I have a Pandas dataframe that has two key columns, and I want to ensure that the Cartesian product of those keys exist in the table (because I'll have to make a 2D plot containing all combinations). I'm having trouble coming up with a reasonably brief and idiomatic way to do this.
For example, I start with this table giving combinations of fruits and vegetables, and how they taste together:
combo fruit veg
0 tasty apple carrot
1 yucky banana carrot
2 tasty banana lettuce
3 yucky lemon lettuce
I want to end up with this table in which all possible combinations occur:
fruit veg combo
0 apple carrot tasty
1 apple lettuce UNKNOWN
2 banana carrot yucky
3 banana lettuce tasty
4 lemon carrot UNKNOWN
5 lemon lettuce yucky
Here's the best way I've found to do it:
import pandas as pd
# Initial data
df=pd.DataFrame(dict(fruit=['apple','banana','banana','lemon'],
veg=['carrot','carrot','lettuce','lettuce'],
combo=['tasty','yucky','tasty','yucky']))
# Solution starts here
veg=df.groupby('veg').size().reset_index()
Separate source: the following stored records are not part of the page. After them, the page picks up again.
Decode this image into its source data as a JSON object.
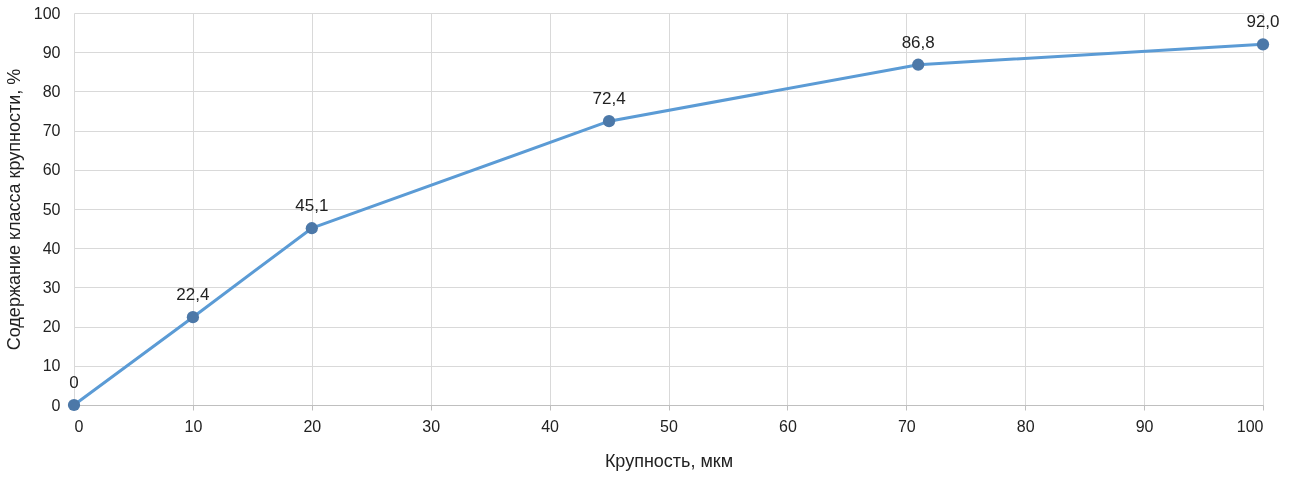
{
  "chart_data": {
    "type": "line",
    "xlabel": "Крупность, мкм",
    "ylabel": "Содержание класса крупности, %",
    "x": [
      0,
      10,
      20,
      45,
      71,
      100
    ],
    "series": [
      {
        "color": "#5b9bd5",
        "values": [
          0,
          22.4,
          45.1,
          72.4,
          86.8,
          92.0
        ],
        "value_labels": [
          "0",
          "22,4",
          "45,1",
          "72,4",
          "86,8",
          "92,0"
        ]
      }
    ],
    "xlim": [
      0,
      100
    ],
    "ylim": [
      0,
      100
    ],
    "xticks": [
      0,
      10,
      20,
      30,
      40,
      50,
      60,
      70,
      80,
      90,
      100
    ],
    "yticks": [
      0,
      10,
      20,
      30,
      40,
      50,
      60,
      70,
      80,
      90,
      100
    ],
    "grid": true,
    "marker": "circle",
    "line_style": "solid"
  }
}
fruit=df.groupby('fruit').size().reset_index()
fruit[0] = veg[0] = 0 #use this dummy column for the join to work!
cartesian = pd.merge(fruit, veg, how='outer', on=0)
del cartesian[0]
all_combos = pd.merge(cartesian, df, how='left')
all_combos[ pd.isnull(all_combos.combo) ] = 'UNKNOWN'
I imagine that there's got to be a simpler and less error-prone way to do this... any advice?
I'd especially appreciate it if someone could show me how to do this both with and without a multi-index containing the fruit
and veg
columns, because I am really stumped about how to do this with indexes. Based on my SQL experience, I'd think these are exactly the situations that indexes are intended for.